Looks like we will finally get some decent snowfall Thursday 1/4 into Friday 1/5. Looking forward to sea trials on my new 3500 with fisher hd 2.


----------



## iceyman (Mar 1, 2007)

lawn king said:


> Looks like we will finally get some decent snowfall Thursday 1/4 into Friday 1/5. Looking forward to sea trials on my new 3500 with fisher hd 2.


Long way away but yea you guys benefit from storms even off the coast


----------



## lawn king (Nov 21, 2004)

This storm is huge, too bad we are only getting hit by the east edge, most of the storm is going over the ocean.


----------



## lawn king (Nov 21, 2004)

6 plus inches, starting Thursday am is the forecast at present.


----------



## lawn king (Nov 21, 2004)

Forecast now for our area along the coast south of boston is 12 - 15", with blizzard conditions in the afternoon!


----------



## Goodnyou (Mar 20, 2015)

This ones going to be tough on the shovel crews . Wind is going to be brutal


----------



## lawn king (Nov 21, 2004)

60 to 70 mph winds along the coast, very dangerous indeed!


----------



## Cosmic Charlie (Feb 1, 2009)

Weather Website Ventusky

Best Options and Views I've Found ...

It does all planet earth and can zoom in locally

(date has to be updated each time you open the web site)

when it opens set the "calendar days"on the lower left to todays date (change date)
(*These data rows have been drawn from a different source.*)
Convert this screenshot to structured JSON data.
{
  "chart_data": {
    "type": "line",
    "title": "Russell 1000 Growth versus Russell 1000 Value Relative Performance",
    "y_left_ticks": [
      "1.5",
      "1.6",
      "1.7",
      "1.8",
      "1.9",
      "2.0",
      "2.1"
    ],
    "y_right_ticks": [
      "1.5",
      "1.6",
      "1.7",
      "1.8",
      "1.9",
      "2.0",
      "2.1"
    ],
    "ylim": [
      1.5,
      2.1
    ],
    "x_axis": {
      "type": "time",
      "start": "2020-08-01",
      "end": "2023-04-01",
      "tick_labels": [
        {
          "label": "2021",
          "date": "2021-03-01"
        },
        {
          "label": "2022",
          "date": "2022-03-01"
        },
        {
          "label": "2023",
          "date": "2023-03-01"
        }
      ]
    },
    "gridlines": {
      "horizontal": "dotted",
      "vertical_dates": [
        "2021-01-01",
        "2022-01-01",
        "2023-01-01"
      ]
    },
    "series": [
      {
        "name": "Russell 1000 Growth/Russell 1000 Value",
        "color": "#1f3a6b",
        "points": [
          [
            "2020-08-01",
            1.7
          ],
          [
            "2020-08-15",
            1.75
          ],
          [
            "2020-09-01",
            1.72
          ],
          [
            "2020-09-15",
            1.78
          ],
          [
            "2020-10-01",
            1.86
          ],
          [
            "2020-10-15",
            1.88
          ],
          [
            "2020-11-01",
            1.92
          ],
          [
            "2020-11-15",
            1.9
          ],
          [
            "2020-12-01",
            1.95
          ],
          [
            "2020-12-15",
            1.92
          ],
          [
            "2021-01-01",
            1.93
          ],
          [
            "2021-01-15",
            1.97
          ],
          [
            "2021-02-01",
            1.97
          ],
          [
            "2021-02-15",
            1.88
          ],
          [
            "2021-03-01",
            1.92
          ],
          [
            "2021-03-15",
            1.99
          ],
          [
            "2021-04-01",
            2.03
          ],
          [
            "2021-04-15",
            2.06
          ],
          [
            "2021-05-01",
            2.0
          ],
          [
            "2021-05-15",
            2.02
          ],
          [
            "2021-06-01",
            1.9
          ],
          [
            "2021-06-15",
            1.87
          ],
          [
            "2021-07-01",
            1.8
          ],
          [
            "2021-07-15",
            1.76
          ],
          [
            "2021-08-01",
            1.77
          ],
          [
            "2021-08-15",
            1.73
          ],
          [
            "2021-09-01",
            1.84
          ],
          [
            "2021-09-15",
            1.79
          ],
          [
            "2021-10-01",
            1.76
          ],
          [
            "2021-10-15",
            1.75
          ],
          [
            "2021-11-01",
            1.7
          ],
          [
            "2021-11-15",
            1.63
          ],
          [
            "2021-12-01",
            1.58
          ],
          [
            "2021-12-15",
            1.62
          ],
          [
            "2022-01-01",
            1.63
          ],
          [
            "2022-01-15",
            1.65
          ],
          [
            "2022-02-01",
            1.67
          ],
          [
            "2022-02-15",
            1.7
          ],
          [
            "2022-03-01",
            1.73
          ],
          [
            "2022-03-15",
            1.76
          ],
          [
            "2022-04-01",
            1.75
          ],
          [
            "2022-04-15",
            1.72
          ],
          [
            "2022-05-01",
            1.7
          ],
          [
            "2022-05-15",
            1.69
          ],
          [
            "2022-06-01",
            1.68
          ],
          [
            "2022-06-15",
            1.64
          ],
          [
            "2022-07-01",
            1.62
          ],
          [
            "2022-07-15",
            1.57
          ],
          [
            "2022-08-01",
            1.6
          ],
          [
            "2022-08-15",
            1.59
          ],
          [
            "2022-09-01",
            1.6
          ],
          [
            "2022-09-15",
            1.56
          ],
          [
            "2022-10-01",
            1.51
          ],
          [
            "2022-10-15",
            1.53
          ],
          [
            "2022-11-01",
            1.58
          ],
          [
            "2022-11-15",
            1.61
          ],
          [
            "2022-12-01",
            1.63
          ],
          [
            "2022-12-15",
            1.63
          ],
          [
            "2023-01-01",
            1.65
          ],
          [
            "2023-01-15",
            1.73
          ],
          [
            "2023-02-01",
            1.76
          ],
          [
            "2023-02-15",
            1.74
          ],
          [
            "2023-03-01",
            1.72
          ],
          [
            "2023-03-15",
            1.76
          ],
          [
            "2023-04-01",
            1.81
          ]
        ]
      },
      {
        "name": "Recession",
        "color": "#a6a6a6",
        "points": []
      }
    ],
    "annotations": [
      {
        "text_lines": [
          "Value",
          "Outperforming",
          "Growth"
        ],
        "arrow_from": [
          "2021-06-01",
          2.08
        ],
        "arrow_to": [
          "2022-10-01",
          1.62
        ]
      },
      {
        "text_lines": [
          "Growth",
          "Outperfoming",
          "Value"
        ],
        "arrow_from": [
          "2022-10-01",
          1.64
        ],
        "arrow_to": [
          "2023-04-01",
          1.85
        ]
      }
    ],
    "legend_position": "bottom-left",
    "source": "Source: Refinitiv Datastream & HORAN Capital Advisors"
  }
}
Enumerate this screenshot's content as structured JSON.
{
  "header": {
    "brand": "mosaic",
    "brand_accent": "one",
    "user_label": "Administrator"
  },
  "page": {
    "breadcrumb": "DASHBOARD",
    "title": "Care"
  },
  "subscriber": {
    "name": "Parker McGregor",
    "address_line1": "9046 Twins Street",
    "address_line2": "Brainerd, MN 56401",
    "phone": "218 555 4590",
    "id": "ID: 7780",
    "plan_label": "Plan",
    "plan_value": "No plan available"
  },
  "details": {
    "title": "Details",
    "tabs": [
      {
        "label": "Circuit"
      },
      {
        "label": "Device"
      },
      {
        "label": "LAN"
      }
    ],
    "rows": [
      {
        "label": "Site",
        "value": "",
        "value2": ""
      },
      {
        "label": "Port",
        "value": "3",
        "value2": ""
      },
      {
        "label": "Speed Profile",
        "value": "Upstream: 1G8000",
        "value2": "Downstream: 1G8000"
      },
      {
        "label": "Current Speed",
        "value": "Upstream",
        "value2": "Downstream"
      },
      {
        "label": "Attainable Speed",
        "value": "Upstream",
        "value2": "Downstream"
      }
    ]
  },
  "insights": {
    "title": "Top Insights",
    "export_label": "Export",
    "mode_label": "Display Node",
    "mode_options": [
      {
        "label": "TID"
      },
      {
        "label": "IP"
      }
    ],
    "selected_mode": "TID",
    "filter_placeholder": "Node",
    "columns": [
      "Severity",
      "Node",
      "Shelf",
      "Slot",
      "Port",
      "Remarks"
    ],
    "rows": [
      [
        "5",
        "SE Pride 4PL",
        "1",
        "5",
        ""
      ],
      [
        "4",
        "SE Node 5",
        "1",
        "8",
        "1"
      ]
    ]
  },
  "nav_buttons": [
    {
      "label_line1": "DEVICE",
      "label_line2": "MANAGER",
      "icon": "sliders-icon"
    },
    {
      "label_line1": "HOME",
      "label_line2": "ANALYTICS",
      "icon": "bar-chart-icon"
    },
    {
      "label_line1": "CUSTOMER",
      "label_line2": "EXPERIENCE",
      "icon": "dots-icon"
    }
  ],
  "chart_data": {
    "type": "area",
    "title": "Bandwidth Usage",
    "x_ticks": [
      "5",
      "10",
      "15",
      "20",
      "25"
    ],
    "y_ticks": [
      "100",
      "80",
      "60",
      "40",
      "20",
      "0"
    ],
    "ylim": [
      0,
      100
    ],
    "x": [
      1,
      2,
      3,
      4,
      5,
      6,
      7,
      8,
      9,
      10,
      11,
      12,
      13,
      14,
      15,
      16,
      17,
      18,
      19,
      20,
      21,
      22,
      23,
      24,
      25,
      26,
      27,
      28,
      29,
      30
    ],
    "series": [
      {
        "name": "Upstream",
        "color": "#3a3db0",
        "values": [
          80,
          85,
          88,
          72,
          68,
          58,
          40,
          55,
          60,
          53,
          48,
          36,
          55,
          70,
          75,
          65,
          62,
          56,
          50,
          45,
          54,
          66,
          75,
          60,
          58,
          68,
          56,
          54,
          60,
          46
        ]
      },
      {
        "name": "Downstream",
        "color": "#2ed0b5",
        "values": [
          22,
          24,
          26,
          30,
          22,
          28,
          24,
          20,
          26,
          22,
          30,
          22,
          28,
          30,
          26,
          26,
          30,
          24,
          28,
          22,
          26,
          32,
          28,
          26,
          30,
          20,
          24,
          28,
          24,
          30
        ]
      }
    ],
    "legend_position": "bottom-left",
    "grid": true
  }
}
then click and drag New England to the center then zoom in

then select any choice from the list on the left for your desired view and info (excellent choices)

https://www.ventusky.com/?p=22;139;1&l=temperature

or this one is zoomed in already

(date has to be updated each time you open the web site)

https://www.ventusky.com/?p=39.2;-72.2;4&l=temperature


----------



## lawn king (Nov 21, 2004)

4-7" for boston south tonight, we have been very slow here. We have not even hit 20" for the season and January is half gone!


----------